We have the futures market — and Ray Dalio — to thank for the Chicken McNugget
Bridgewater founder Ray Dalio reimagined the chicken as an entity that consumes corn and soybeans on its way to being consumed by you.
Long before you could use a “buy now, pay later” option to DoorDash some McDonald’s, financial innovation played a key role in delivering the Chicken McNugget.
And what is a Chicken McNugget, anyway?
If you ask McDonald’s, it will tell you it’s a scrumptious morsel of chicken, water, vegetable oil, enriched flour, and a host of other ingredients available quickly for relatively cheap.
But if you ask Ray Dalio to zoom in on the main ingredient, he’d have a different answer.
In the same way that a Michelin chef might deconstruct a cheesecake into its constituent parts, reimagining the dish for an eager gourmet, Dalio viewed the chicken as an entity that consumes corn and soybeans on its way to being consumed by you.
This reconceptualization — and the futures market — is what allowed for bite-sized fried poultry to become a fast-food favorite.
Early in his career, the Bridgewater founder was hired as a consultant to work with McDonald’s on pricing this new menu item. McDonald’s wanted price security to be able to generate a solid return without frequently changing prices. So-called “menu costs” — the time and resources it takes to update pricing — are the deadweight costs of inflation, and can also turn off consumers.
There have been many attempts to introduce chicken (and egg) futures over time — oh, and by the way, the egg futures came first. But these were plagued by perishability and standardization concerns, and later, the magnitude of vertical integration among major poultry producers. Even now, you have to turn to China’s Dalian Commodity Exchange to access these futures.
So Dalio couldn’t simply tell McDonald’s to use chicken futures to lock in supply at various points in time. That’s where his financial ingenuity came to the rescue, as he also happened to have Lane Processing, a leading chicken producer that would go on to be acquired by Tyson, as a client.
As Bridgewater recounts in its founding story (emphasis ours):
“The corn and soymeal prices were the volatile costs the chicken producer needed to worry about. Ray suggested combining the two into a synthetic future that would effectively hedge the producer’s exposure to price fluctuations, allowing them to quote a fixed price to McDonald’s. The poultry producer closed the deal and McDonald’s introduced the McNugget in 1983.”
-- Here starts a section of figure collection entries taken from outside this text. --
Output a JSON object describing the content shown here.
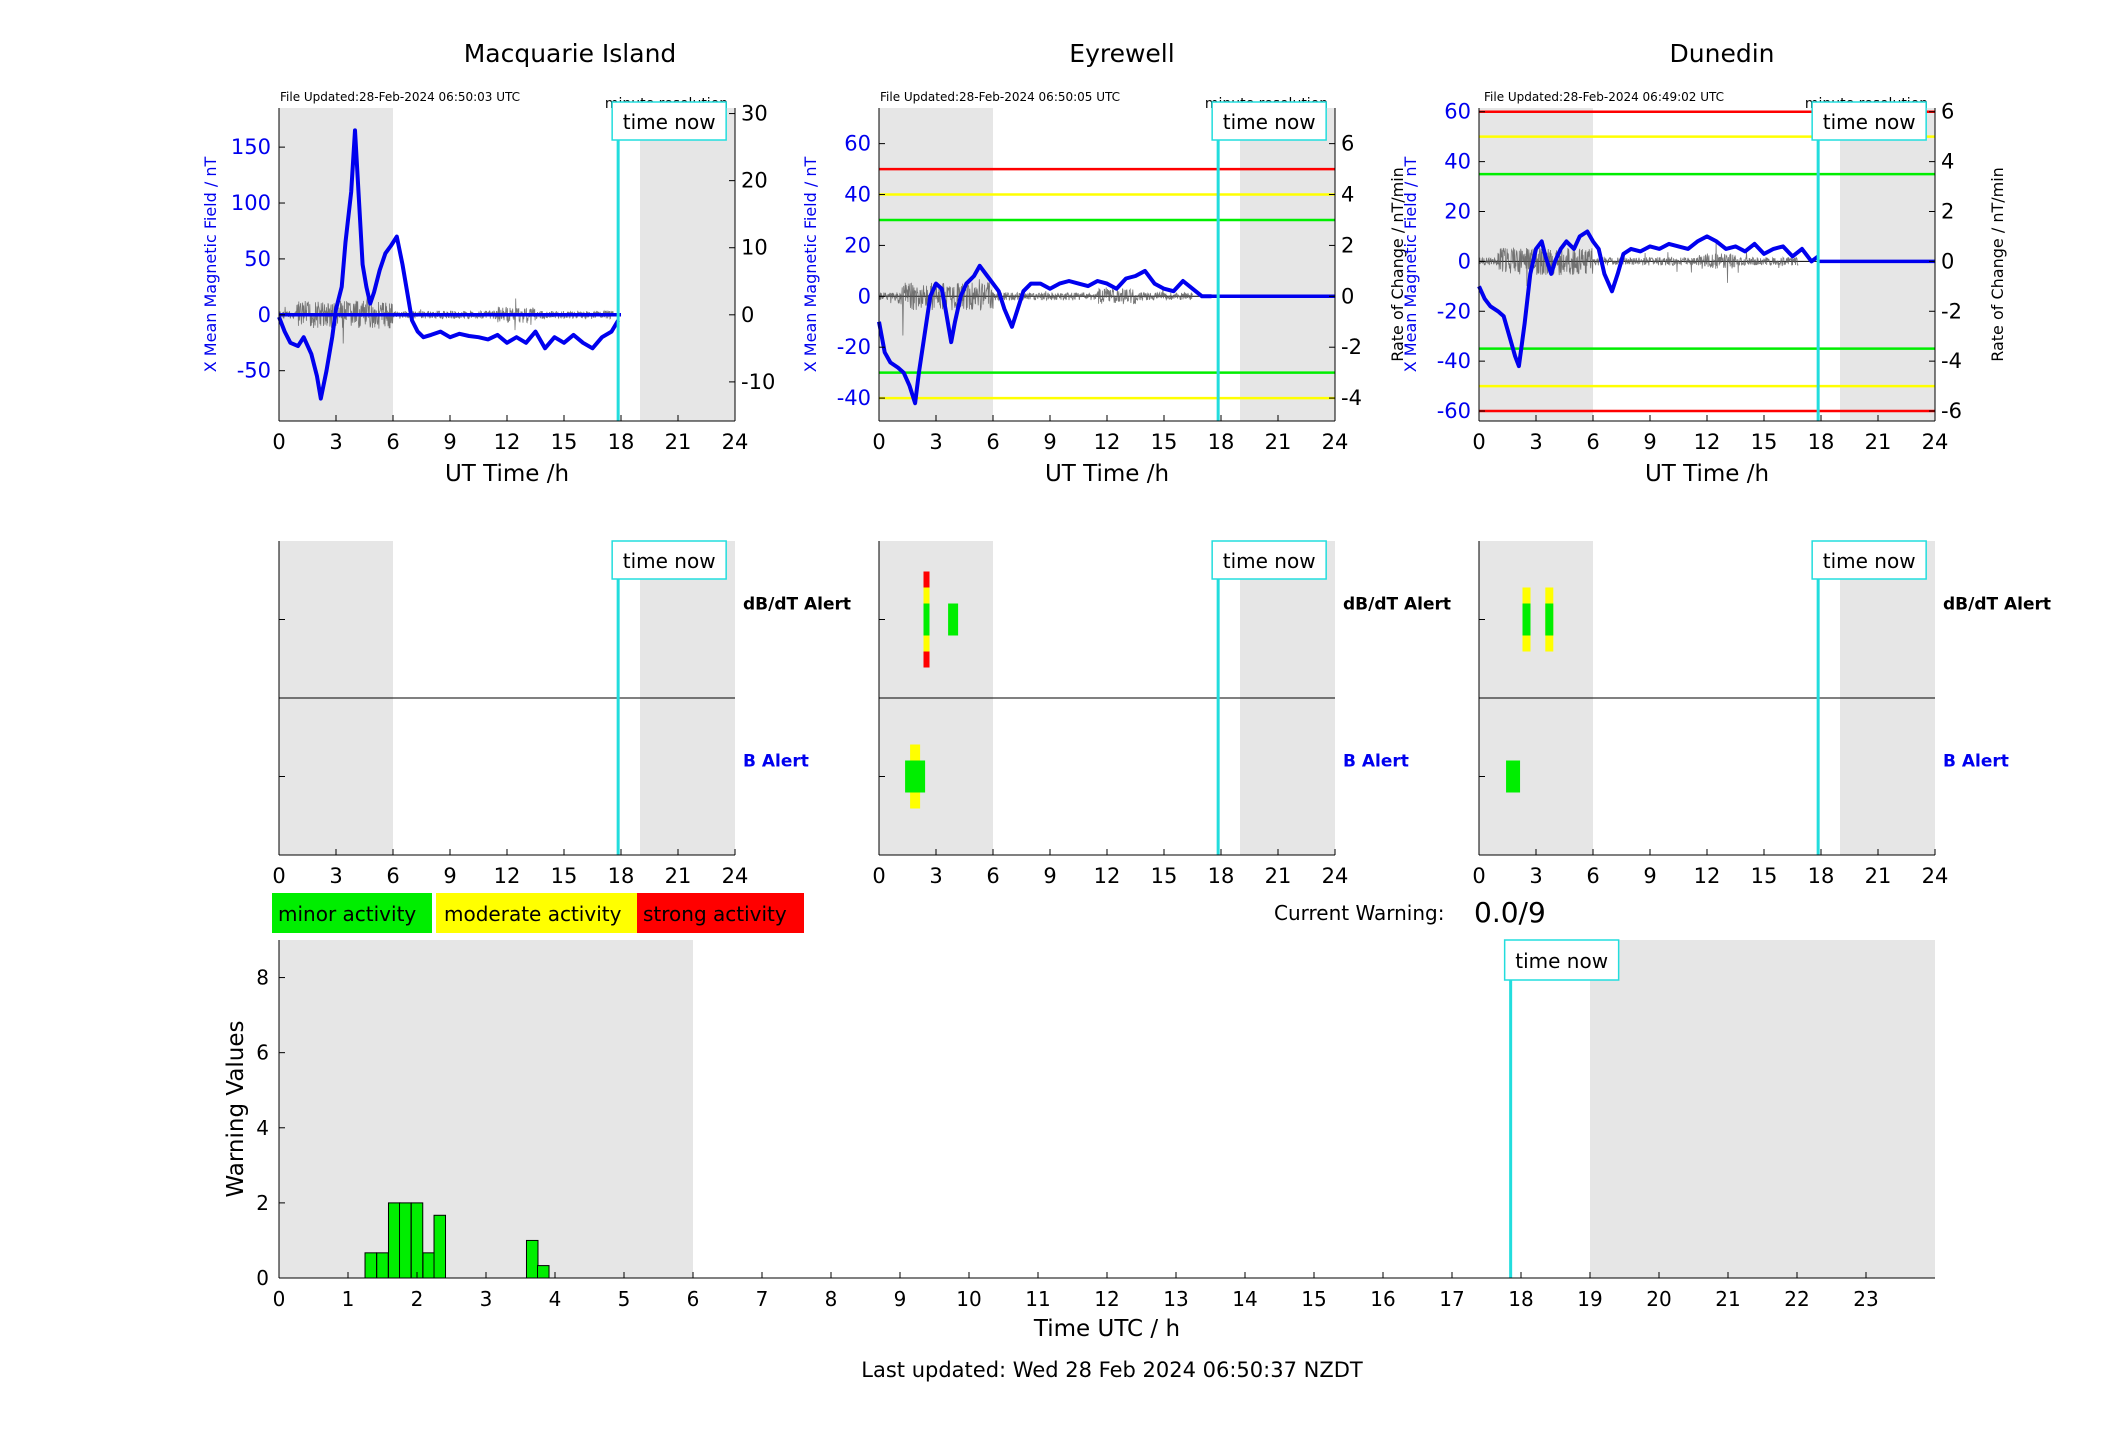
{
  "common": {
    "x_label": "UT Time /h",
    "x_ticks": [
      0,
      3,
      6,
      9,
      12,
      15,
      18,
      21,
      24
    ],
    "time_now_label": "time now",
    "minute_res_label": "minute resolution",
    "alert_dbdt_label": "dB/dT Alert",
    "alert_b_label": "B Alert",
    "now_hour": 17.85,
    "day_shading": [
      [
        0,
        6
      ],
      [
        19,
        24
      ]
    ],
    "colors": {
      "mean": "#0000ee",
      "rate": "#555555",
      "now": "#22dddd",
      "green": "#00ee00",
      "yellow": "#ffff00",
      "red": "#ff0000",
      "shade": "#e6e6e6"
    }
  },
  "legend": {
    "minor": "minor activity",
    "moderate": "moderate activity",
    "strong": "strong activity"
  },
  "current_warning": {
    "label": "Current Warning:",
    "value": "0.0/9"
  },
  "footer": {
    "last_updated": "Last updated: Wed 28 Feb 2024 06:50:37 NZDT"
  },
  "chart_data": [
    {
      "type": "line",
      "title": "Macquarie Island",
      "file_updated": "File Updated:28-Feb-2024 06:50:03 UTC",
      "ylabel": "X Mean Magnetic Field / nT",
      "y2label": "",
      "ylim": [
        -95,
        185
      ],
      "y_ticks": [
        -50,
        0,
        50,
        100,
        150
      ],
      "y2lim": [
        -15.83,
        30.83
      ],
      "y2_ticks": [
        -10,
        0,
        10,
        20,
        30
      ],
      "thresholds": [],
      "series": [
        {
          "x": [
            0,
            0.3,
            0.6,
            1,
            1.3,
            1.7,
            2,
            2.2,
            2.5,
            2.8,
            3,
            3.3,
            3.5,
            3.8,
            4,
            4.2,
            4.4,
            4.6,
            4.8,
            5,
            5.3,
            5.6,
            5.9,
            6.2,
            6.5,
            6.8,
            7,
            7.3,
            7.6,
            8,
            8.5,
            9,
            9.5,
            10,
            10.5,
            11,
            11.5,
            12,
            12.5,
            13,
            13.5,
            14,
            14.5,
            15,
            15.5,
            16,
            16.5,
            17,
            17.5,
            17.85
          ],
          "y": [
            -2,
            -15,
            -25,
            -28,
            -20,
            -35,
            -55,
            -75,
            -50,
            -20,
            5,
            25,
            65,
            110,
            165,
            105,
            45,
            25,
            10,
            20,
            40,
            55,
            62,
            70,
            45,
            15,
            -5,
            -15,
            -20,
            -18,
            -15,
            -20,
            -17,
            -19,
            -20,
            -22,
            -18,
            -25,
            -20,
            -25,
            -15,
            -30,
            -20,
            -25,
            -18,
            -25,
            -30,
            -20,
            -15,
            -5
          ]
        },
        {
          "x": [
            0,
            18
          ],
          "y": [
            0,
            0
          ]
        }
      ],
      "alerts": {
        "dbdt": [],
        "b": []
      }
    },
    {
      "type": "line",
      "title": "Eyrewell",
      "file_updated": "File Updated:28-Feb-2024 06:50:05 UTC",
      "ylabel": "X Mean Magnetic Field / nT",
      "y2label": "Rate of Change / nT/min",
      "ylim": [
        -49,
        74
      ],
      "y_ticks": [
        -40,
        -20,
        0,
        20,
        40,
        60
      ],
      "y2lim": [
        -4.9,
        7.4
      ],
      "y2_ticks": [
        -4,
        -2,
        0,
        2,
        4,
        6
      ],
      "thresholds": [
        {
          "y": 50,
          "color": "red"
        },
        {
          "y": 40,
          "color": "yellow"
        },
        {
          "y": 30,
          "color": "green"
        },
        {
          "y": -30,
          "color": "green"
        },
        {
          "y": -40,
          "color": "yellow"
        }
      ],
      "series": [
        {
          "x": [
            0,
            0.3,
            0.6,
            1,
            1.3,
            1.6,
            1.9,
            2.1,
            2.4,
            2.7,
            3,
            3.3,
            3.5,
            3.8,
            4,
            4.3,
            4.6,
            5,
            5.3,
            5.7,
            6,
            6.3,
            6.6,
            7,
            7.3,
            7.6,
            8,
            8.5,
            9,
            9.5,
            10,
            10.5,
            11,
            11.5,
            12,
            12.5,
            13,
            13.5,
            14,
            14.5,
            15,
            15.5,
            16,
            16.5,
            17,
            17.5
          ],
          "y": [
            -10,
            -22,
            -26,
            -28,
            -30,
            -35,
            -42,
            -30,
            -15,
            0,
            5,
            3,
            -5,
            -18,
            -10,
            0,
            5,
            8,
            12,
            8,
            5,
            2,
            -5,
            -12,
            -5,
            2,
            5,
            5,
            3,
            5,
            6,
            5,
            4,
            6,
            5,
            3,
            7,
            8,
            10,
            5,
            3,
            2,
            6,
            3,
            0,
            0
          ]
        },
        {
          "x": [
            17.5,
            24
          ],
          "y": [
            0,
            0
          ]
        }
      ],
      "alerts": {
        "dbdt": [
          {
            "x": 2.5,
            "from": "red",
            "mid": "yellow",
            "core": "green"
          },
          {
            "x": 3.9,
            "from": "green"
          }
        ],
        "b": [
          {
            "x": 1.9,
            "from": "green",
            "mid": "yellow"
          }
        ]
      }
    },
    {
      "type": "line",
      "title": "Dunedin",
      "file_updated": "File Updated:28-Feb-2024 06:49:02 UTC",
      "ylabel": "X Mean Magnetic Field / nT",
      "y2label": "Rate of Change / nT/min",
      "ylim": [
        -64,
        61.5
      ],
      "y_ticks": [
        -60,
        -40,
        -20,
        0,
        20,
        40,
        60
      ],
      "y2lim": [
        -6.4,
        6.15
      ],
      "y2_ticks": [
        -6,
        -4,
        -2,
        0,
        2,
        4,
        6
      ],
      "thresholds": [
        {
          "y": 60,
          "color": "red"
        },
        {
          "y": 50,
          "color": "yellow"
        },
        {
          "y": 35,
          "color": "green"
        },
        {
          "y": -35,
          "color": "green"
        },
        {
          "y": -50,
          "color": "yellow"
        },
        {
          "y": -60,
          "color": "red"
        }
      ],
      "series": [
        {
          "x": [
            0,
            0.3,
            0.6,
            1,
            1.3,
            1.6,
            1.9,
            2.1,
            2.4,
            2.7,
            3,
            3.3,
            3.5,
            3.8,
            4,
            4.3,
            4.6,
            5,
            5.3,
            5.7,
            6,
            6.3,
            6.6,
            7,
            7.3,
            7.6,
            8,
            8.5,
            9,
            9.5,
            10,
            10.5,
            11,
            11.5,
            12,
            12.5,
            13,
            13.5,
            14,
            14.5,
            15,
            15.5,
            16,
            16.5,
            17,
            17.5,
            17.85
          ],
          "y": [
            -10,
            -15,
            -18,
            -20,
            -22,
            -30,
            -38,
            -42,
            -25,
            -5,
            5,
            8,
            2,
            -5,
            0,
            5,
            8,
            5,
            10,
            12,
            8,
            5,
            -5,
            -12,
            -5,
            3,
            5,
            4,
            6,
            5,
            7,
            6,
            5,
            8,
            10,
            8,
            5,
            6,
            4,
            7,
            3,
            5,
            6,
            2,
            5,
            0,
            2
          ]
        },
        {
          "x": [
            17.85,
            24
          ],
          "y": [
            0,
            0
          ]
        }
      ],
      "alerts": {
        "dbdt": [
          {
            "x": 2.5,
            "from": "yellow",
            "core": "green"
          },
          {
            "x": 3.7,
            "from": "yellow",
            "core": "green"
          }
        ],
        "b": [
          {
            "x": 1.95,
            "from": "green"
          }
        ]
      }
    },
    {
      "type": "bar",
      "title": "",
      "xlabel": "Time UTC / h",
      "ylabel": "Warning Values",
      "xlim": [
        0,
        24
      ],
      "ylim": [
        0,
        9
      ],
      "x_ticks": [
        0,
        1,
        2,
        3,
        4,
        5,
        6,
        7,
        8,
        9,
        10,
        11,
        12,
        13,
        14,
        15,
        16,
        17,
        18,
        19,
        20,
        21,
        22,
        23
      ],
      "y_ticks": [
        0,
        2,
        4,
        6,
        8
      ],
      "bar_width": 0.1667,
      "x": [
        1.33,
        1.5,
        1.67,
        1.83,
        2.0,
        2.17,
        2.33,
        3.67,
        3.83
      ],
      "values": [
        0.67,
        0.67,
        2,
        2,
        2,
        0.67,
        1.67,
        1,
        0.33
      ]
    }
  ]
}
Dalio, for his part, has said that it would be “overreaching” to call himself the creator of the Chicken McNugget.
But without this display of financial engineering, the McNugget might have never gotten off the ground. Solving the financial equation was a prerequisite to overcoming the additional challenges of storage, distribution, deep-frying, and marketing.
It’s a throwback to the original conceit of futures in greasing the wheels of production and consumption, a practice that continues to this day for major sellers and buyers of everything from chocolate to jet fuel.
Since the early 1980s, the list of tradable agricultural commodity futures has swelled to include a variety of dairy products, pork cutout (the processed meat, rather than the live hog), and fertilizer, to name a few.